Advocates say the case lays bare a broader problem: enforcement strategies that prioritize rapid arrests and removals over procedural fairness and oversight. In practice, that can mean families lose contact with loved ones, legal claims go unfiled, and courts lack the information needed to ensure people’s rights are protected.

Lives in transit: stories behind the headlines

Listen to the people, and the legal language becomes visceral. There is Amina, a mother who called her sister from a detention center phone and heard static on the line. By the time her lawyer could track her, she was in a facility three states away, her case calendar a blank space. “They moved her like luggage,” Amina’s sister told a reporter. “She could not tell us where she was. My children ask for their mother. What do we tell them?”

There is also Jacob Ramirez, a community organizer who spent the night in the cold outside the federal building representing volunteers checking on detainee welfare. “People think this is far away from them,” he said, rubbing his hands against his coat. “But the neighbors who bring soup, the kids who go to school here — they are connected. When counsel is cut off, the whole community feels it.”

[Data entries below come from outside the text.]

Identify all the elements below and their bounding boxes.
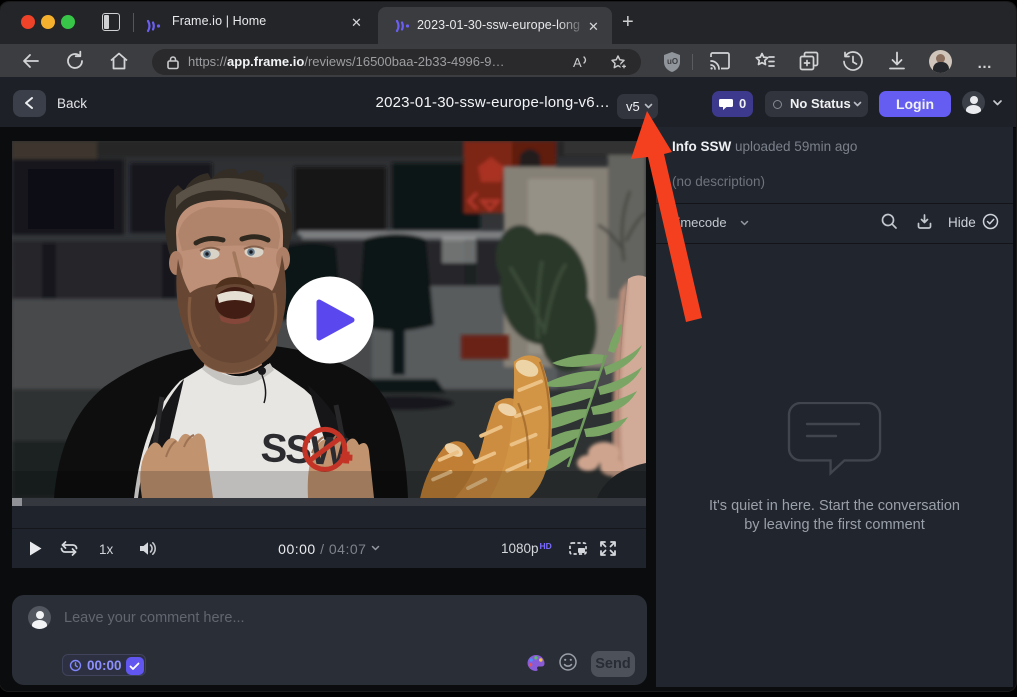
svg-text:uO: uO [667,57,678,66]
svg-text:A: A [573,55,582,70]
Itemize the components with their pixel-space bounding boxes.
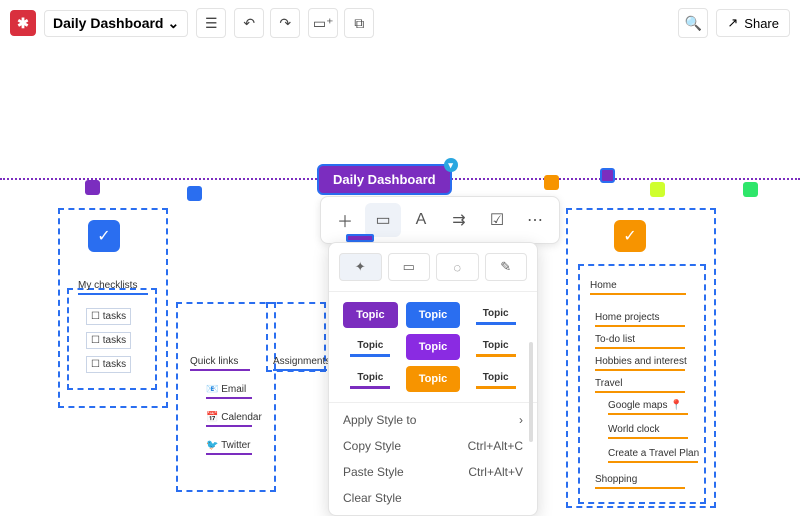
tag-green[interactable] (743, 182, 758, 197)
style-swatch[interactable]: Topic (343, 334, 398, 360)
style-tab-line[interactable]: ✎ (485, 253, 528, 281)
tag-purple-2[interactable] (600, 168, 615, 183)
node-todo[interactable]: To-do list (595, 334, 685, 349)
node-home[interactable]: Home (590, 280, 686, 295)
app-logo: ✱ (10, 10, 36, 36)
node-calendar[interactable]: 📅 Calendar (206, 412, 262, 427)
check-icon: ✓ (97, 226, 110, 246)
add-topic-button[interactable]: ＋ (327, 203, 363, 237)
share-icon: ↗ (727, 15, 738, 31)
node-tasks[interactable]: ☐ tasks (86, 308, 131, 325)
node-shopping[interactable]: Shopping (595, 474, 685, 489)
style-swatch[interactable]: Topic (406, 334, 461, 360)
apply-style-menu[interactable]: Apply Style to› (329, 407, 537, 433)
insert-topic-button[interactable]: ▭⁺ (308, 8, 338, 38)
style-panel: ✦ ▭ ◌ ✎ Topic Topic Topic Topic Topic To… (328, 242, 538, 516)
tag-purple[interactable] (85, 180, 100, 195)
share-button[interactable]: ↗ Share (716, 9, 790, 37)
node-twitter[interactable]: 🐦 Twitter (206, 440, 252, 455)
document-title: Daily Dashboard (53, 15, 163, 31)
node-quick-links[interactable]: Quick links (190, 356, 250, 371)
clear-style-menu[interactable]: Clear Style (329, 485, 537, 511)
style-swatch[interactable]: Topic (406, 366, 461, 392)
structure-button[interactable]: ⇉ (441, 203, 477, 237)
node-home-projects[interactable]: Home projects (595, 312, 685, 327)
checklist-check-node[interactable]: ✓ (88, 220, 120, 252)
style-swatch[interactable]: Topic (343, 366, 398, 392)
style-swatch[interactable]: Topic (468, 334, 523, 360)
text-style-button[interactable]: A (403, 203, 439, 237)
style-swatch[interactable]: Topic (468, 302, 523, 328)
shape-button[interactable]: ▭ (365, 203, 401, 237)
style-swatch[interactable]: Topic (343, 302, 398, 328)
more-button[interactable]: ⋯ (517, 203, 553, 237)
tag-yellow[interactable] (650, 182, 665, 197)
node-assignments[interactable]: Assignments (273, 356, 330, 371)
node-world-clock[interactable]: World clock (608, 424, 688, 439)
check-icon: ✓ (623, 226, 636, 246)
style-swatch[interactable]: Topic (406, 302, 461, 328)
document-title-dropdown[interactable]: Daily Dashboard ⌄ (44, 10, 188, 37)
redo-button[interactable]: ↷ (270, 8, 300, 38)
style-tab-shape[interactable]: ▭ (388, 253, 431, 281)
copy-style-menu[interactable]: Copy StyleCtrl+Alt+C (329, 433, 537, 459)
node-create-plan[interactable]: Create a Travel Plan (608, 448, 699, 463)
home-check-node[interactable]: ✓ (614, 220, 646, 252)
tag-orange[interactable] (544, 175, 559, 190)
menu-button[interactable]: ☰ (196, 8, 226, 38)
style-swatch[interactable]: Topic (468, 366, 523, 392)
node-travel[interactable]: Travel (595, 378, 685, 393)
node-email[interactable]: 📧 Email (206, 384, 252, 399)
scrollbar[interactable] (529, 342, 533, 442)
search-button[interactable]: 🔍 (678, 8, 708, 38)
paste-style-menu[interactable]: Paste StyleCtrl+Alt+V (329, 459, 537, 485)
tag-blue[interactable] (187, 186, 202, 201)
node-tasks[interactable]: ☐ tasks (86, 356, 131, 373)
insert-subtopic-button[interactable]: ⧉ (344, 8, 374, 38)
node-my-checklists[interactable]: My checklists (78, 280, 148, 295)
share-label: Share (744, 16, 779, 31)
collapse-toggle-icon[interactable]: ▾ (444, 158, 458, 172)
main-topic-node[interactable]: Daily Dashboard ▾ (317, 164, 452, 195)
undo-button[interactable]: ↶ (234, 8, 264, 38)
node-tasks[interactable]: ☐ tasks (86, 332, 131, 349)
node-maps[interactable]: Google maps 📍 (608, 400, 688, 415)
node-hobbies[interactable]: Hobbies and interest (595, 356, 687, 371)
chevron-down-icon: ⌄ (167, 15, 179, 32)
style-tab-presets[interactable]: ✦ (339, 253, 382, 281)
style-tab-fill[interactable]: ◌ (436, 253, 479, 281)
task-button[interactable]: ☑ (479, 203, 515, 237)
chevron-right-icon: › (519, 413, 523, 427)
selected-handle[interactable] (346, 234, 374, 242)
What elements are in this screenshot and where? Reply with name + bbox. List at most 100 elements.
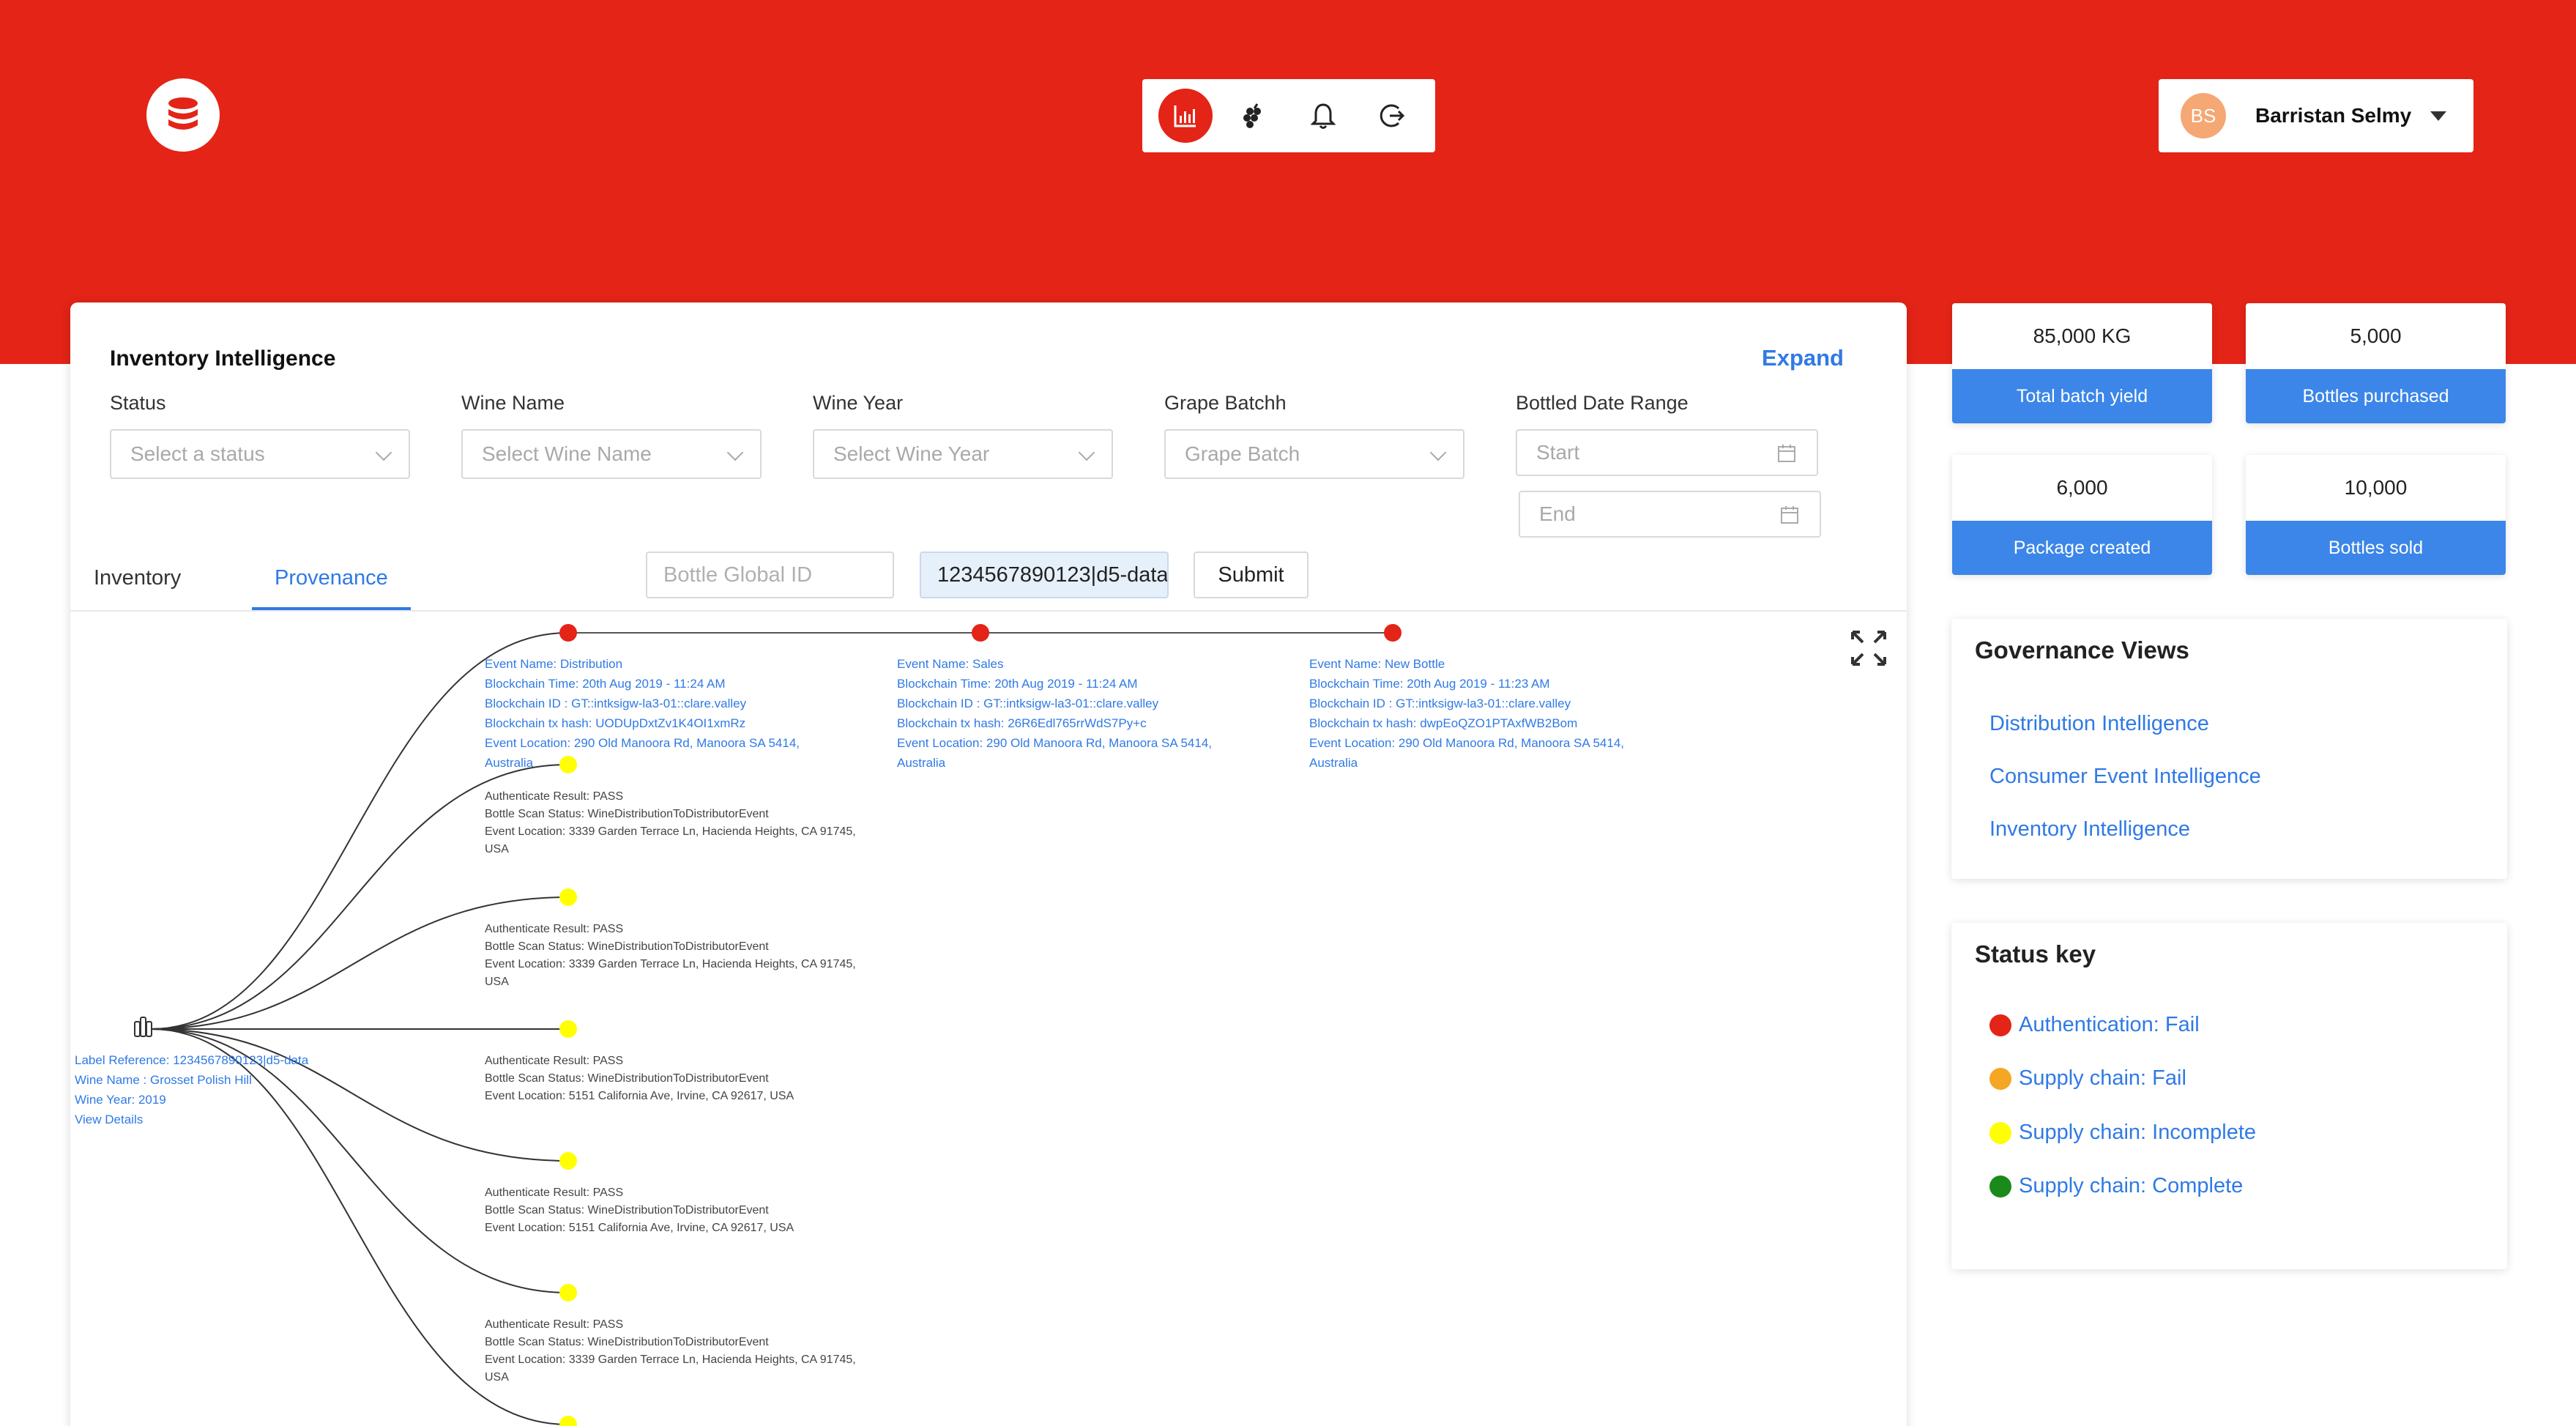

And then there are the attorneys who learned ingenuity the hard way: establishing circle-of-trust contacts at detention centers, building phone trees, and even coordinating with social workers to piece together where someone might have been taken. “It’s detective work,” said an attorney who asked not to be named. “But it shouldn’t have to be.”

Context and consequences

On a structural level, the Minnesota case raises questions about how modern immigration enforcement balances speed and scale against legal safeguards. Enforcement surges are not new; they are often framed as necessary for public safety. But judges and civil-rights advocates increasingly warn that surges can lead to corners being cut.

Consider some of the stakes:

  • Legal representation dramatically improves outcomes in immigration proceedings: studies show that noncitizens with lawyers are far more likely to obtain relief or avoid deportation than those without counsel.

  • Transparency and consistent tracking of detainees are essential to prevent family separation and to allow oversight of detention conditions.

  • Rapid transfers complicate access to medical care, delay case processing, and can undermine the integrity of the legal process itself.

These are not abstract risks. They affect parent-child bonds, employment and housing stability, community trust in institutions, and the United States’ ability to live up to its legal commitments.

Bigger questions: What kind of system do we want?

We can read the court’s order as a narrow injunction concerned with access to counsel, but the ripples run deeper. What obligations do enforcement agencies have when carrying out large-scale operations? How do we ensure accountability when power is concentrated and actions are shrouded behind logistical rationales?

Ask yourself: is speed worth the cost of due process? When systems trade notice and transparency for operational advantage, who bears the harm? The detainees shuffled across state lines are not faceless statistics — they are parents, workers, dreamers, neighbors. Their access to legal counsel is the hinge on which fairness swings.

Looking ahead

The immediate relief provided by the judge’s order is only temporary. The litigation will continue, and the broader policy debates will not be resolved in two weeks. But the spotlight on Minnesota has already pushed questions into public view: whether enforcement strategies can be retooled to preserve legal access, and whether oversight mechanisms are robust enough to catch and correct abuses.

“This isn’t about being soft on enforcement,” Maya López said. “It’s about being faithful to the rule of law. We can have enforcement and we can have fairness — the two are not mutually exclusive.”

As the legal clock ticks, lawyers will keep knocking on detention doors — and families will keep waiting by the phone. For a democracy that prides itself on legal process, the outcome in Minnesota will resonate well beyond its courthouse walls. It asks us, quietly and insistently, to decide what we’re willing to sacrifice in the pursuit of order: efficiency, perhaps — but not the right to be heard.